Presidente da entidade de live marketing, Heloisa Santana faz um balanço da campanha Estamos ESGotados, que chama a atenção para as dores do setor

Há apenas dois meses à frente da presidência da Ampro (Associação de Marketing Promocional), Heloisa Santana vem movimentando o setor. Atuando há 26 anos no mercado de comunicação, sendo os últimos 15 no live marketing, a executiva, ao lado do conselho da entidade, lançou a campanha Estamos ESGotados, com o objetivo de chamar a atenção para as equivocadas práticas em andamento pelos anunciantes. A principal dor é a questão das concorrências  “job a job”, muitas vezes com foco em redução de preços. “Precisamos criar um mercado mais sustentável e equilibrado, onde a criatividade seja nosso maior valor”, reforça ela, que está no júri de Mobile (shortlist) do Cannes Lions. Confira a sua entrevista a seguir, em que a executiva também fala sobre a retomada do segmento.

Quando você assumiu a presidência da Ampro e qual o balanço que faz do período?
Cheguei na Ampro no início de abril e de lá para cá, o balanço desses dois meses foi de: imersão entre associados (espalhados por todo o Brasil), integrantes do Conselho Executivo e Comitês, time interno e outras entidades do setor. Além de um olhar gigantesco para os principais movimentos do mercado nesta retomada, após dois anos sofridos e desafiadores.

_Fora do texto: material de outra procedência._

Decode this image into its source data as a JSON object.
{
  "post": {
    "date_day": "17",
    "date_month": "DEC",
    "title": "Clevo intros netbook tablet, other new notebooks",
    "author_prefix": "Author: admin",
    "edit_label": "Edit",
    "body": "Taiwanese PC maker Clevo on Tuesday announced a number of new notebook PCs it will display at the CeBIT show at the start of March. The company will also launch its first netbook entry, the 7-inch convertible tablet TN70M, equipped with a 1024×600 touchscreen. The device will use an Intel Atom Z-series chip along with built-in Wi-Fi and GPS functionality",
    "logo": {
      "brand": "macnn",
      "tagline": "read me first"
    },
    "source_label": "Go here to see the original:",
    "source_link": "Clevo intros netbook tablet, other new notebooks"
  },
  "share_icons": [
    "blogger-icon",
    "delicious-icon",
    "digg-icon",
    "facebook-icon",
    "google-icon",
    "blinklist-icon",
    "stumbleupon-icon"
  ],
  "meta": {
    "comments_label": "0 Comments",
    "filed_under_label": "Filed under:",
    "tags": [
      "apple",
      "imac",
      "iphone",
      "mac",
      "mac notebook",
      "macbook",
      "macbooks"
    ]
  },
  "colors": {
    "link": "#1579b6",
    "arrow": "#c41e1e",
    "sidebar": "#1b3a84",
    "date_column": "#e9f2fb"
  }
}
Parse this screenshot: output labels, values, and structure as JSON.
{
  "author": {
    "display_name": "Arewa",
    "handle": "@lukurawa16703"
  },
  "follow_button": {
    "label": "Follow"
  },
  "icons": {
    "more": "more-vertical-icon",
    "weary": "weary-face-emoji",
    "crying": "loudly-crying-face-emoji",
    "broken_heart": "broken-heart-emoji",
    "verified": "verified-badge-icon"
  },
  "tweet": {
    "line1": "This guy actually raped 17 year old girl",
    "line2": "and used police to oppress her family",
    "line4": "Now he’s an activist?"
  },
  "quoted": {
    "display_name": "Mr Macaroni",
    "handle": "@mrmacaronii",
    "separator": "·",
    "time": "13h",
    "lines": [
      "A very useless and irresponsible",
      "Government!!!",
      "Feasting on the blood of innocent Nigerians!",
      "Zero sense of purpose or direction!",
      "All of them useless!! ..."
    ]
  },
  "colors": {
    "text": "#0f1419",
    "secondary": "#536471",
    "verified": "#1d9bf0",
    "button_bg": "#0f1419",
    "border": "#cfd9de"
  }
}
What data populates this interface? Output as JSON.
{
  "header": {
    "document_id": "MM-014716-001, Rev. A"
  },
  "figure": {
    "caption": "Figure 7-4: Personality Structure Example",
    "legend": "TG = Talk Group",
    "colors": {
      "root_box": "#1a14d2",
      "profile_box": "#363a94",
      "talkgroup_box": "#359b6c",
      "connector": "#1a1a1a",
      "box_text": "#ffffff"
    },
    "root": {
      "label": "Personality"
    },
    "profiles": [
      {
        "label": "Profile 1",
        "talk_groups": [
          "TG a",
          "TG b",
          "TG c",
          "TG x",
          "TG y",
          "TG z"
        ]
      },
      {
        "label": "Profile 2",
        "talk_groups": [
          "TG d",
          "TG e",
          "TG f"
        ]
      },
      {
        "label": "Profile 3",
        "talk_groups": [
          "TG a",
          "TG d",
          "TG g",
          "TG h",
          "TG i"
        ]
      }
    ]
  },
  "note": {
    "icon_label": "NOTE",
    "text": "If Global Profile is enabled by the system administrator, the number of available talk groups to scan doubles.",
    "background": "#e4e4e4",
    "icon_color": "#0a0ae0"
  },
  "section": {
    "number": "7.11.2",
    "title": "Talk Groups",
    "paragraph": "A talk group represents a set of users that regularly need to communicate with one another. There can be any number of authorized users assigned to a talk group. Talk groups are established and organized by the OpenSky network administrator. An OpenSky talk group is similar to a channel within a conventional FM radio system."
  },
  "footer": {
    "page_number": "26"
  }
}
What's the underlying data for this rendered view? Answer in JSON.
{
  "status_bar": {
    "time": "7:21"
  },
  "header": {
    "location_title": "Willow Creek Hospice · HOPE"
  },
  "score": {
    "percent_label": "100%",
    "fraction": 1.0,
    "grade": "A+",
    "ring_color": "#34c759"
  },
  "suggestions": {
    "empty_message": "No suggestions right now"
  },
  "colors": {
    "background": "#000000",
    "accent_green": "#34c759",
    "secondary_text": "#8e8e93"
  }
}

Como está a retomada do setor?
Estamos observando uma intensidade de demandas, concentradas em eventos/ativações/ações em PDV, o que gera uma movimentação interessante não só para agências, como também para toda cadeia. Isso, sem dúvida, é reflexo das atividades presenciais. Passando inclusive com eventos focados aos profissionais do setor. Isso sem contar os eventos presenciais internacionais, que o Brasil vem marcando presença.

De que forma a pandemia afetou o live marketing? Quantas agências foram fechadas?
Nosso mercado foi o primeiro a ser afetado de forma imediata e abrupta, pois teve cancelamento de todas as atividades presenciais. Imagine, de uma hora para outra, o setor paralisar suas operações sem perspectiva de retomada. Isso trouxe um impacto grande de fechamento de empresas; demissões e de muita incerteza. Temos um número estimado de cerca de 40% de empresas fechadas ou que migraram para outras atividades, que não o live marketing. Pela Ampro, fizemos um levantamento que concluiu que mais de 90% das agências especializadas em live marketing foram diretamente afetadas com a crise da Covid, com queda de faturamento de até 75% até o fim de 2020.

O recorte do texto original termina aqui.